Женщина была бы легкой для братьев Мок, если бы им было на двадцать лет меньше.
Однако, поскольку они были в возрасте, который Мартин Лютер посчитал бы за преклонный, было им невыносимо. Транспортированию ее только чуть-чуть помогали временные носилки, наскоро составленные из занавесок, висящих в другой комнате.
Связали их у концов в мощные узлы, которые теперь с трудом прижимали обеими руками к ключицам.
Не могли ни на что подвесить эту ношу, ни на один шест или палку — в квартире не было ничего, кроме портьер, занавесок и обоев. Отсутствовала даже раковина унитаза.

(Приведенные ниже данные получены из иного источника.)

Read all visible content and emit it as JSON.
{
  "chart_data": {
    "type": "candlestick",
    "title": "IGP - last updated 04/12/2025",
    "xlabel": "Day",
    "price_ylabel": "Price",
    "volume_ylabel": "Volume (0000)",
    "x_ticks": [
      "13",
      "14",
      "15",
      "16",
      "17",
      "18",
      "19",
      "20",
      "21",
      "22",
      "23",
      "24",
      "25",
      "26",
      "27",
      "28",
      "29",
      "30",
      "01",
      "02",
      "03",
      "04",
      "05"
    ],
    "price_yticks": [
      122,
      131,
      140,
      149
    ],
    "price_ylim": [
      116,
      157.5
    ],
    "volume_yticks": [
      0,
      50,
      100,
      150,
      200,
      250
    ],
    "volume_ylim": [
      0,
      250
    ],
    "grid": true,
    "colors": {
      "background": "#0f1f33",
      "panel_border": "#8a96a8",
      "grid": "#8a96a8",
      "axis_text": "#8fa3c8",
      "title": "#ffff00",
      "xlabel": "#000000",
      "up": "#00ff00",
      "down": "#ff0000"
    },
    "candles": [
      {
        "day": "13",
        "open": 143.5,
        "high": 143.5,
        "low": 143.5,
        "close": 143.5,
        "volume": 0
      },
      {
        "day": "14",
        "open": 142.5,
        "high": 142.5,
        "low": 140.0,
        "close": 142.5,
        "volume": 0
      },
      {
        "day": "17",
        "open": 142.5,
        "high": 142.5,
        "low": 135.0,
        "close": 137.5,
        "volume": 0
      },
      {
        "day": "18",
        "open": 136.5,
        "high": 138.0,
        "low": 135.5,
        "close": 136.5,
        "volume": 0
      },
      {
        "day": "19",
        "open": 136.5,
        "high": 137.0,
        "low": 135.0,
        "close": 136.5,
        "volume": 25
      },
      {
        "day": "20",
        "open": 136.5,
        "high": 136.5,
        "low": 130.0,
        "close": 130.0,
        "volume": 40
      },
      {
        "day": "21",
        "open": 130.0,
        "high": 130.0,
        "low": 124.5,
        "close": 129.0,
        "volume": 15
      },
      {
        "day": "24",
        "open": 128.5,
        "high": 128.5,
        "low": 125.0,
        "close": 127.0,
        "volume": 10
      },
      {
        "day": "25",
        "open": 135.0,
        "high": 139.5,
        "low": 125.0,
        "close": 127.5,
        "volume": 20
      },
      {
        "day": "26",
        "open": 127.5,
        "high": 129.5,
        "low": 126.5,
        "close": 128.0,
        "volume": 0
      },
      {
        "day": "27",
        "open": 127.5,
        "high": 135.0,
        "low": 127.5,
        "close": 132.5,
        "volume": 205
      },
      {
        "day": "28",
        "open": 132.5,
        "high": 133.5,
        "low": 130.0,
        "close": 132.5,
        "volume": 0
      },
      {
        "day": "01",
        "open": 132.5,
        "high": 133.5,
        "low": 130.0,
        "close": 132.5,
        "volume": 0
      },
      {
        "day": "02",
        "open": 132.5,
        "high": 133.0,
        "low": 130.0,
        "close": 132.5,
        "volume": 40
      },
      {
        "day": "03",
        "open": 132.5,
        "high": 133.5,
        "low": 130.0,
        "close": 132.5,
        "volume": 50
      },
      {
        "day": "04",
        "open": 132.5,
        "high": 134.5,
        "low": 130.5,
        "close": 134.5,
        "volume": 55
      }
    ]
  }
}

Франц шел впереди, его брат — сзади, а между ними окровавленная женщина качалась, как в колыбели. Через материал стекла вторая — как заметил Эберхард — капля крови. Крепко затянутый над запястьем женщины шелковый галстук от Амелунга, который должен был предотвратить кровотечение, не выполнял, как видно, своей задачи.
Когда они оказались на лестнице в подвал, Эберхард положил тело под дверью и тяжело, с легким шипением втягивал воздух в свои легкие, продырявленные табаком в течение почти пятидесяти лет. Не переставая свистеть и дышать, двинулся вверх и не реагировал на нервный шепот брата, который не понимал, зачем Эберхард возвращается.

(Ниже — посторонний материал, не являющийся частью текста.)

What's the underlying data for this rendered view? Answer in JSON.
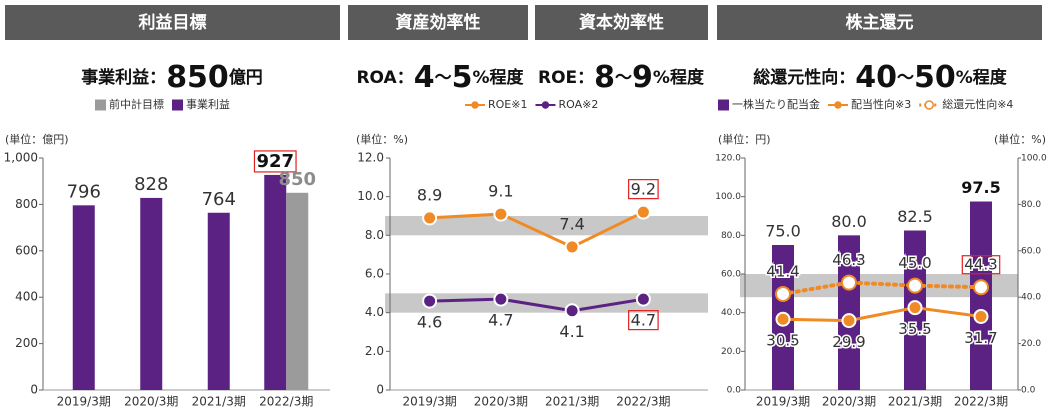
{
  "headers": [
    "利益目標",
    "資産効率性",
    "資本効率性",
    "株主還元"
  ],
  "targets": [
    [
      {
        "text": "事業利益：",
        "size": "m"
      },
      {
        "text": "850",
        "size": "l"
      },
      {
        "text": "億円",
        "size": "m"
      }
    ],
    [
      {
        "text": "ROA：",
        "size": "m"
      },
      {
        "text": "4",
        "size": "l"
      },
      {
        "text": "～",
        "size": "m"
      },
      {
        "text": "5",
        "size": "l"
      },
      {
        "text": "%程度",
        "size": "m"
      }
    ],
    [
      {
        "text": "ROE：",
        "size": "m"
      },
      {
        "text": "8",
        "size": "l"
      },
      {
        "text": "～",
        "size": "m"
      },
      {
        "text": "9",
        "size": "l"
      },
      {
        "text": "%程度",
        "size": "m"
      }
    ],
    [
      {
        "text": "総還元性向：",
        "size": "m"
      },
      {
        "text": "40",
        "size": "l"
      },
      {
        "text": "～",
        "size": "m"
      },
      {
        "text": "50",
        "size": "l"
      },
      {
        "text": "%程度",
        "size": "m"
      }
    ]
  ],
  "chart_data": [
    {
      "type": "bar",
      "unit_label": "(単位：億円)",
      "categories": [
        "2019/3期",
        "2020/3期",
        "2021/3期",
        "2022/3期"
      ],
      "series": [
        {
          "name": "前中計目標",
          "color": "#9b9b9b",
          "label_color": "#8c8c8c",
          "values": [
            null,
            null,
            null,
            850
          ],
          "emphasis": [
            3
          ]
        },
        {
          "name": "事業利益",
          "color": "#5c2283",
          "values": [
            796,
            828,
            764,
            927
          ],
          "emphasis": [
            3
          ],
          "boxed": [
            3
          ]
        }
      ],
      "ylim": [
        0,
        1000
      ],
      "yticks": [
        0,
        200,
        400,
        600,
        800,
        {
          "value": 1000,
          "label": "1,000"
        }
      ]
    },
    {
      "type": "line",
      "unit_label": "(単位：%)",
      "categories": [
        "2019/3期",
        "2020/3期",
        "2021/3期",
        "2022/3期"
      ],
      "series": [
        {
          "name": "ROE※1",
          "color": "#f08a24",
          "values": [
            8.9,
            9.1,
            7.4,
            9.2
          ],
          "label_pos": "above",
          "boxed": [
            3
          ]
        },
        {
          "name": "ROA※2",
          "color": "#5c2283",
          "values": [
            4.6,
            4.7,
            4.1,
            4.7
          ],
          "label_pos": "below",
          "boxed": [
            3
          ]
        }
      ],
      "bands": [
        {
          "from": 8,
          "to": 9
        },
        {
          "from": 4,
          "to": 5
        }
      ],
      "ylim": [
        0,
        12
      ],
      "yticks": [
        0,
        {
          "value": 2,
          "label": "2.0"
        },
        {
          "value": 4,
          "label": "4.0"
        },
        {
          "value": 6,
          "label": "6.0"
        },
        {
          "value": 8,
          "label": "8.0"
        },
        {
          "value": 10,
          "label": "10.0"
        },
        {
          "value": 12,
          "label": "12.0"
        }
      ]
    },
    {
      "type": "combo",
      "unit_label": "(単位：円)",
      "unit_label_right": "(単位：%)",
      "categories": [
        "2019/3期",
        "2020/3期",
        "2021/3期",
        "2022/3期"
      ],
      "series": [
        {
          "name": "一株当たり配当金",
          "type": "bar",
          "color": "#5c2283",
          "values": [
            75,
            80,
            82.5,
            97.5
          ],
          "value_labels": [
            "75.0",
            "80.0",
            "82.5",
            "97.5"
          ],
          "emphasis": [
            3
          ]
        },
        {
          "name": "配当性向※3",
          "type": "line",
          "axis": "y2",
          "color": "#f08a24",
          "values": [
            30.5,
            29.9,
            35.5,
            31.7
          ],
          "label_pos": "below"
        },
        {
          "name": "総還元性向※4",
          "type": "line",
          "axis": "y2",
          "color": "#f08a24",
          "dash": "dotted",
          "marker": "hollow",
          "values": [
            41.4,
            46.3,
            45.0,
            44.3
          ],
          "value_labels": [
            "41.4",
            "46.3",
            "45.0",
            "44.3"
          ],
          "label_pos": "above",
          "boxed": [
            3
          ]
        }
      ],
      "bands": [
        {
          "from": 40,
          "to": 50,
          "axis": "y2"
        }
      ],
      "ylim": [
        0,
        120
      ],
      "yticks": [
        {
          "value": 0,
          "label": "0.0"
        },
        {
          "value": 20,
          "label": "20.0"
        },
        {
          "value": 40,
          "label": "40.0"
        },
        {
          "value": 60,
          "label": "60.0"
        },
        {
          "value": 80,
          "label": "80.0"
        },
        {
          "value": 100,
          "label": "100.0"
        },
        {
          "value": 120,
          "label": "120.0"
        }
      ],
      "y2lim": [
        0,
        100
      ],
      "y2ticks": [
        {
          "value": 0,
          "label": "0.0"
        },
        {
          "value": 20,
          "label": "20.0"
        },
        {
          "value": 40,
          "label": "40.0"
        },
        {
          "value": 60,
          "label": "60.0"
        },
        {
          "value": 80,
          "label": "80.0"
        },
        {
          "value": 100,
          "label": "100.0"
        }
      ]
    }
  ]
}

Когда он был на уровне первого этажа здания, слегка толкнул стеклянные маятниковые двери, ведущие к главному входу.
Заколыхались обе створки.
Через щель, которая появлялась все более короткие промежутки времени, видел только ворота, открытые на улицу и искусную мозаику, с рисунком древнеримских домов, представляющую рвущуюся на поводке собаку, и надпись «Cave canem»[8].
Он вошел в вестибюль и изучил внимательно список жильцов. Через некоторое время повторял себе тихо одну из фамилий.

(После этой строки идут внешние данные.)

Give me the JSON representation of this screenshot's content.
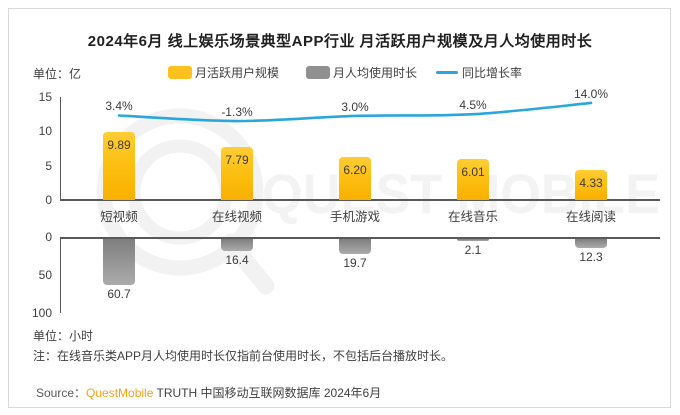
{
  "card": {
    "title": "2024年6月 线上娱乐场景典型APP行业 月活跃用户规模及月人均使用时长",
    "unit_top": "单位：亿",
    "unit_bottom": "单位：小时",
    "note": "注：在线音乐类APP月人均使用时长仅指前台使用时长，不包括后台播放时长。",
    "source_prefix": "Source：",
    "source_brand": "QuestMobile",
    "source_suffix": " TRUTH 中国移动互联网数据库 2024年6月",
    "watermark_text": "QUEST MOBILE"
  },
  "legend": [
    {
      "label": "月活跃用户规模",
      "type": "bar",
      "color": "#ffc120"
    },
    {
      "label": "月人均使用时长",
      "type": "bar",
      "color": "#909090"
    },
    {
      "label": "同比增长率",
      "type": "line",
      "color": "#29a7dd"
    }
  ],
  "colors": {
    "bar_mau": "#ffc120",
    "bar_hours": "#8c8c8c",
    "growth_line": "#29a7dd",
    "axis": "#595959",
    "brand_orange": "#f7a11a",
    "watermark": "#f2f2f2"
  },
  "chart_data": {
    "type": "bar",
    "subtype": "dual-panel combo (bars + growth line)",
    "title": "2024年6月 线上娱乐场景典型APP行业 月活跃用户规模及月人均使用时长",
    "categories": [
      "短视频",
      "在线视频",
      "手机游戏",
      "在线音乐",
      "在线阅读"
    ],
    "series": [
      {
        "name": "月活跃用户规模",
        "type": "bar",
        "unit": "亿",
        "panel": "upper",
        "values": [
          9.89,
          7.79,
          6.2,
          6.01,
          4.33
        ],
        "labels": [
          "9.89",
          "7.79",
          "6.20",
          "6.01",
          "4.33"
        ],
        "ylim": [
          0,
          15
        ],
        "axis_ticks": [
          15,
          10,
          5,
          0
        ]
      },
      {
        "name": "月人均使用时长",
        "type": "bar",
        "unit": "小时",
        "panel": "lower",
        "inverted": true,
        "values": [
          60.7,
          16.4,
          19.7,
          2.1,
          12.3
        ],
        "labels": [
          "60.7",
          "16.4",
          "19.7",
          "2.1",
          "12.3"
        ],
        "ylim": [
          0,
          100
        ],
        "axis_ticks": [
          0,
          50,
          100
        ]
      },
      {
        "name": "同比增长率",
        "type": "line",
        "unit": "%",
        "values": [
          3.4,
          -1.3,
          3.0,
          4.5,
          14.0
        ],
        "labels": [
          "3.4%",
          "-1.3%",
          "3.0%",
          "4.5%",
          "14.0%"
        ]
      }
    ],
    "legend_position": "top",
    "grid": false
  }
}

Вдруг он услышал мягкие звуки русской речи и стук обуви на тротуаре.
Он бросился на холодные плитки пола именно в тот момент, когда в воротах появился русский патруль.
Эберхард, молясь о милости молчания для Франца, почувствовал на своей щеке скользкую грязь.
Он закрыл глаза и попытался напрячь каждый свой мускул, чтобы притвориться rigor mortis[9].
Русские солдаты миновали ворота дома и выстукивали свой марш в отдалении.
Эберхард поднялся из лужи и с ужасом обозревал темные, жирные пятна, которые проступали на пиджаке и полосатой поплиновой рубашке.
Тихо прошел маятниковые двери и остановился резко. Дверь одной из квартир на первом этаже распахнулась от сквозняка. Мок подошел к ней и через некоторое время изучал прихожую, заваленную стульями, а также скатертями, вывалившимися из открытого настежь шкафа. Посреди прихожей стояла швейная машинка марки «Singer».
Закрыв дверь квартиры, он заметил на ней резную табличку «Швейные услуги. Альфред Убер», и спустился на подвальную лестницу.
Франц склонился над женщиной и все настойчивей задавал ей один вопрос:
— Что ты знаешь о моем сыне Эрвине Моке? Говори все, блядь!
Эберхард склонился к брату и с ужасом заметил, что Франц стискивает ее щеки в своих узловатых пальцах. Женщина была еще очень молода. С его изуродованных губ, стиснутых Францем в узкий пятачок, не вылетало, однако, ничего, кроме крови и слюны.
Эберхард отошел к стене и нанес удар сверху, попав каблуком, подкованным набойкой, в центр железнодорожной фуражки. Франц скатился с нескольких ступенек и ударился головой о стену. Из-под сломанного козырька потекла струйка крови.
Эберхард подошел к брату, поднял его с колен и прошептал ему на ухо несколько фраз голосом таким сладким, как будто сочились любовные заклинания:
— Эта женщина была изнасилована русскими, а во влагалище вставили ей расколотую бутылку. Не называй ее блядь, я тебя убью. Ты идешь со мной или нет, ты свиное рыло?
— Иду, — прошептал Франц и схватил свой узел колыбели.